The Silent and Unmentioned (In Most Divorces)


Divorce lawyers rarely pay attention to them. Nor does the law. Yet, divorce has a profound impact on them. Who are they? Family friends and extended family members.

You will likely continue to see family members and friends at graduations, weddings, holidays, and other events. What happens in your divorce will likely affect your relationships with these important people in your lives. It may impact the participation at or the quality of family and social events and gatherings. It may impact who is available to help you and your children in the future. 

If, for example, you rely on grandparents or other family members to help care for (or carpool) your children, is that something you wish to maintain? Ending a marriage does not need to mean that important relationships will end. Often, they can be preserved. 

While these concerns may not be at the forefront of what you might be thinking in your divorce, and likely won't be raised or considered by most divorce lawyers because the law is silent on such matters, you probably don’t want to underestimate the importance of these relationships during your divorce.

Decisions you make while going through a divorce will impact those relationships in the future.
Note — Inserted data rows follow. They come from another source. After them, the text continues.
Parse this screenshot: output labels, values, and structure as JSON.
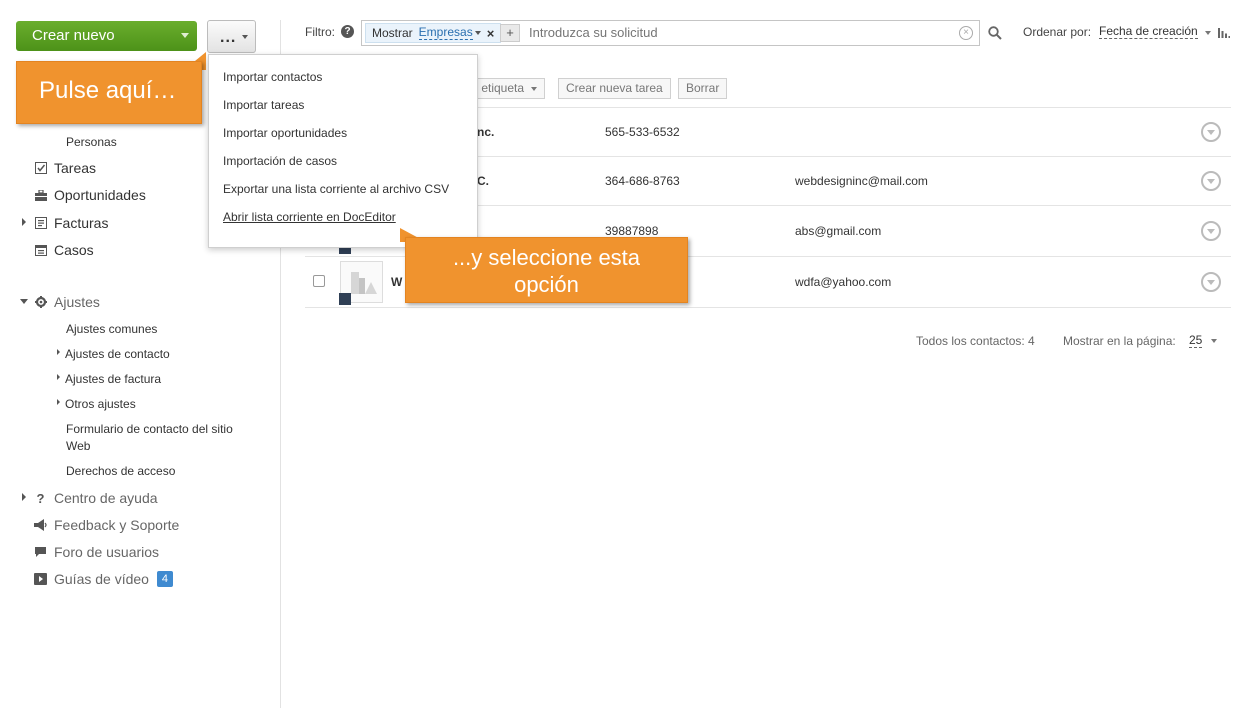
{
  "header": {
    "create_button": "Crear nuevo",
    "more_button": "...",
    "filter": {
      "label": "Filtro:",
      "help": "?",
      "chip_prefix": "Mostrar",
      "chip_value": "Empresas",
      "chip_remove": "×",
      "add": "+",
      "placeholder": "Introduzca su solicitud",
      "clear": "×"
    },
    "sort": {
      "label": "Ordenar por:",
      "value": "Fecha de creación"
    }
  },
  "dropdown_menu": {
    "items": [
      "Importar contactos",
      "Importar tareas",
      "Importar oportunidades",
      "Importación de casos",
      "Exportar una lista corriente al archivo CSV",
      "Abrir lista corriente en DocEditor"
    ]
  },
  "callouts": {
    "first": "Pulse aquí…",
    "second_line1": "...y seleccione esta",
    "second_line2": "opción"
  },
  "sidebar": {
    "personas": "Personas",
    "tareas": "Tareas",
    "oportunidades": "Oportunidades",
    "facturas": "Facturas",
    "casos": "Casos",
    "ajustes": "Ajustes",
    "ajustes_items": [
      "Ajustes comunes",
      "Ajustes de contacto",
      "Ajustes de factura",
      "Otros ajustes",
      "Formulario de contacto del sitio",
      "Web",
      "Derechos de acceso"
    ],
    "centro_ayuda": "Centro de ayuda",
    "feedback": "Feedback y Soporte",
    "foro": "Foro de usuarios",
    "guias": "Guías de vídeo",
    "guias_badge": "4"
  },
  "actions": {
    "tag": "r etiqueta",
    "new_task": "Crear nueva tarea",
    "delete": "Borrar"
  },
  "table": {
    "rows": [
      {
        "name": "nc.",
        "phone": "565-533-6532",
        "email": ""
      },
      {
        "name": "C.",
        "phone": "364-686-8763",
        "email": "webdesigninc@mail.com"
      },
      {
        "name": "",
        "phone": "39887898",
        "email": "abs@gmail.com"
      },
      {
        "name": "W",
        "phone": "",
        "email": "wdfa@yahoo.com"
      }
    ]
  },
  "footer": {
    "total": "Todos los contactos: 4",
    "per_page_label": "Mostrar en la página:",
    "per_page_value": "25"
  },
  "colors": {
    "create_green": "#5ba023",
    "callout_orange": "#f0932e",
    "link_blue": "#2a6faf",
    "badge_blue": "#3f8ad0"
  }
}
Regardless of how odd it may seem to some, maintaining a working relationship with in-laws, other family members, and family friends happens all the time in divorce, and will usually be beneficial for you in the future. 

Because the law is generally not all that concerned about maintaining relationships, conventional divorce lawyers are generally not well equipped to help you work with these types of relationships. In fact, many if not most divorce lawyers self-limit their services to addressing what can be enforced in court.

Some of the most powerful resolutions may not be legally enforceable. Divorce law (and other law) serves a good purpose, but it is not designed to help you maintain relationships. If you are thinking about divorce, consider what you can do to help maintain those relationships. And, consider selecting a divorce process that will help you transition in a manner that tries to address your goals and values for the multitude of relationships that are important to you.